I was never a huge dessert person…until I quit drinking.  Suddenly, I was ready to order cake as an entree with pie for dessert! Why the sudden cravings?  When you drink, the alcohol can temporarily raise dopamine levels in your brain.  Guess what else increases your happy hormones?  Sugar.   So if you’re a pretty consistent drinker, your body may be accustomed to a certain level of dopamine.  When you suddenly cut the supply, your brain isn’t going to just say, “That’s cool, we can do without.”  No.  It’s going to want you to find a replacement, and find it NOW!!!!!   And unfortunately, if you’re not careful, you may trade in your alcohol addiction for a sugar addiction without even realizing it.  So when you quit drinking, if you suddenly find yourself craving sweets where you never did before – it’s OK and it’s not unheard of.

side streets down the road to recovery

Cake for breakfast is fine…so long as it’s not the entire cake!

You May Become Just A Teensy Bit Judgmental:

Don’t be too surprised if that raucous, center-of-attention, loudly-laughing person at the bar that you used to love hanging out with is no longer quite as much fun to be around as he or she used to be.  In fact, suddenly he or she has become downright annoying when you’re trying to have a conversation, enjoy a meal or watch the game out with friends.  No, it’s not your imagination – you have officially stepped into the quasi-elitist Judgmental Zone of sobriety.

You laugh, but it’s true.

It’s not their fault – just like it wasn’t yours.  After all, it’s not called “Liquid Courage” for no reason.  Alcohol takes away all your fears and inhibitions.

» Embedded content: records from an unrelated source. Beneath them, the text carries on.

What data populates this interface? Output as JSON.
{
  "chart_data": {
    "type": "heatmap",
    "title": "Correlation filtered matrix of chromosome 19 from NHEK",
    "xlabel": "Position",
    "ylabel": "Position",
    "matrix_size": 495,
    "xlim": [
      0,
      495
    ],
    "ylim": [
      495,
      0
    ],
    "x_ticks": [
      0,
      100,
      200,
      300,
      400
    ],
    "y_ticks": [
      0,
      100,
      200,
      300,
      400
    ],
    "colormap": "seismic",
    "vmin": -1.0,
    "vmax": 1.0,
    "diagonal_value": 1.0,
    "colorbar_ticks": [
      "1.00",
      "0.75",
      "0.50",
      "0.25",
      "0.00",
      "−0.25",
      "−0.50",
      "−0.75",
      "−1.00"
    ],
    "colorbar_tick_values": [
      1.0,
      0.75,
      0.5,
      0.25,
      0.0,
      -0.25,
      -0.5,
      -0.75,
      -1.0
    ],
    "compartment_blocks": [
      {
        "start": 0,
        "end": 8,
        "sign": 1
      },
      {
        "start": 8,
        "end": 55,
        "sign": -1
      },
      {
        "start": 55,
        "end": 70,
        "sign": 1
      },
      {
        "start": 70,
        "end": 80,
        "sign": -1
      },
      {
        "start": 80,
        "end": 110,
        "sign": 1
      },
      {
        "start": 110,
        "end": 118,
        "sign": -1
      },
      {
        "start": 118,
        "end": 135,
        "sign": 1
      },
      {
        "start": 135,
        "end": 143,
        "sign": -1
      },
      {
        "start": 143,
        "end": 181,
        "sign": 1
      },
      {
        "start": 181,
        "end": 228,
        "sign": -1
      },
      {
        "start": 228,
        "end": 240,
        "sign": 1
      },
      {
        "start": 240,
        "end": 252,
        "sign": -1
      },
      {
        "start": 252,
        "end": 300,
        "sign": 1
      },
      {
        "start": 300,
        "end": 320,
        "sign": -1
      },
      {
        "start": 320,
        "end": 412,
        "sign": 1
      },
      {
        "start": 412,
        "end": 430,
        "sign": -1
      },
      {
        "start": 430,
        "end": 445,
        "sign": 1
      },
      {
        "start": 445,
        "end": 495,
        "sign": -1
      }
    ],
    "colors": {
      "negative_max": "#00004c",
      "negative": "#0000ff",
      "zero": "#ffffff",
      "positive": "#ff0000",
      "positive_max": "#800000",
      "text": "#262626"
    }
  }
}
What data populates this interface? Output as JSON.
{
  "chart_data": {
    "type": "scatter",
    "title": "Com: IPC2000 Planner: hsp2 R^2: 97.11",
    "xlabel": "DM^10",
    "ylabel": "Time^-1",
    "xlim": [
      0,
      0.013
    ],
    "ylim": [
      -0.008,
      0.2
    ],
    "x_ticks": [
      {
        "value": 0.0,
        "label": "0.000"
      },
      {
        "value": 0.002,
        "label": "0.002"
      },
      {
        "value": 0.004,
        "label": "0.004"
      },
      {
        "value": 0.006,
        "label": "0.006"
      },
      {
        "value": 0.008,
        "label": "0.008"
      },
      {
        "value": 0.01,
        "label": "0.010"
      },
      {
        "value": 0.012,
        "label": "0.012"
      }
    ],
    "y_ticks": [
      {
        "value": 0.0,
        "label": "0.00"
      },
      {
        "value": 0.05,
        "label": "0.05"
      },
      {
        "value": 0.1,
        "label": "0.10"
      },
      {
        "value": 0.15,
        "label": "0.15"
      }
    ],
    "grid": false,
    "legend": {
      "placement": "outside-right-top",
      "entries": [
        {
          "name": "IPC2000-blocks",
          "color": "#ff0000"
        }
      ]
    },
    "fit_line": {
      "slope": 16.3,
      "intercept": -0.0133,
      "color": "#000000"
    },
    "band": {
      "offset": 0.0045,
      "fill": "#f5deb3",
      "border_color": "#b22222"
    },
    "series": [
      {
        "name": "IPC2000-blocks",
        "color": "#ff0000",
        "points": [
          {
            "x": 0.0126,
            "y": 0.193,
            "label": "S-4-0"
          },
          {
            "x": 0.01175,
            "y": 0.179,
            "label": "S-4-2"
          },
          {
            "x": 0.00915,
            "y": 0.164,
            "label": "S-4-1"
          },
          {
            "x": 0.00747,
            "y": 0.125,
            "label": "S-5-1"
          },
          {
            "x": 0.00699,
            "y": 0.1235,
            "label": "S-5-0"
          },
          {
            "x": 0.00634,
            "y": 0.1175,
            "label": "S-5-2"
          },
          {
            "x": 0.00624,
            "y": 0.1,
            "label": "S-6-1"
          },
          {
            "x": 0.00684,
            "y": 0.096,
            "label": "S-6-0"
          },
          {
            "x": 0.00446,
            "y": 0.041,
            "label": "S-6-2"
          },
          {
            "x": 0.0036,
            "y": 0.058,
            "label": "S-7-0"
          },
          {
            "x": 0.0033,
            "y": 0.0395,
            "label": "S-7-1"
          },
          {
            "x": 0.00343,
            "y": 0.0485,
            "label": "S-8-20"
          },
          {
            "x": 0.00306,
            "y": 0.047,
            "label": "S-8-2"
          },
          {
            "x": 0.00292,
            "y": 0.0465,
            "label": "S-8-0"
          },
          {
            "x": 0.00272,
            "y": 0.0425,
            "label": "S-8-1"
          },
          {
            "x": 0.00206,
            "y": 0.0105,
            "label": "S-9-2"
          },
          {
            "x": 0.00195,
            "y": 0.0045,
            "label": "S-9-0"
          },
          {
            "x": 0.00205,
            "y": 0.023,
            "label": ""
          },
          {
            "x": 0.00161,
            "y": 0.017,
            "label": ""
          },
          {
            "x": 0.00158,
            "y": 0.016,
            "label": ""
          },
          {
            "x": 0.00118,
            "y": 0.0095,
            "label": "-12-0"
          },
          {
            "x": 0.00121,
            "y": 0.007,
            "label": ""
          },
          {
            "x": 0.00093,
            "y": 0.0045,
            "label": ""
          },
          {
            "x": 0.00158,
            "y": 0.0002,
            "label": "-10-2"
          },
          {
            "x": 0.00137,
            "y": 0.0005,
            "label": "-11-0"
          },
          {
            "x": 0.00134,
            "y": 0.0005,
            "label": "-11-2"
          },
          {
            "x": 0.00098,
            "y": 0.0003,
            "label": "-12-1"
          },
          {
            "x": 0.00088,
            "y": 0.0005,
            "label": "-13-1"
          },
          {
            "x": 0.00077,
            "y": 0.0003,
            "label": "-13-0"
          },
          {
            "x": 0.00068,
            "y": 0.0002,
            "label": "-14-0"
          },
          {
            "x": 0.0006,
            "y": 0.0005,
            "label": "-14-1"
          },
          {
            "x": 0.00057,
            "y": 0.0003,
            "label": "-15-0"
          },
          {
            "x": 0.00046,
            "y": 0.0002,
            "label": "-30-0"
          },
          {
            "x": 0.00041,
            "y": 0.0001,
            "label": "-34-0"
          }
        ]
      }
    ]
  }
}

Suddenly you are everything to everyone and beyond.  Until you’re on the other side of it.  Then the booze just makes them loud and obnoxious, and unappealing, and clingy, and dreadful.  Were you and your fellow drinkers awesome when you were drunk – hell, yeah!  Are those same people awesome when they’re partying away and you’re stone cold sober…probably not.  Don’t be too hard on them or yourself, just chalk it up to another part of your life you’ve left behind and enjoy the people watching….

…..from a distance.

side streets on the road to recovery
no idea who i can give credit to for this…just thank the internet

Finally, Don’t Be Afraid To Be “The Sober One”

As I mentioned earlier, your life and the milestones in it will come and go whether you like it or not.  As a sober person, eventually you will find yourself in a situation where people around you are drinking and celebrating, and you’re standing there with a glass of water or a cup of coffee telling person after person, “No, I don’t need a drink…thank you anyway.”  Don’t worry.  You’re not the elephant in the room.  You’re not flawed or a failure just because you’ve decided to live the sober life….

Airplane!….still funny when you’re sober

No matter what the internet tries to tell you.

In fact, you’re more self-aware than most people in the room because you’ve taken a hard look at your life and decided alcohol doesn’t need to be a part of it.  Raise a glass of sparkling water and toast your ongoing success!  Embrace your sobriety!  Be proud of it!  At the end of the night, you can still find your car (and be the one driving it home).  You’re not juggling money around in order to pay the rent.  You’re not waking up with your head on the seat and your hand in a toilet.

…not that ANY of these things has ever happened to me…. 😯

Ahh….it’s definitely good to be sober!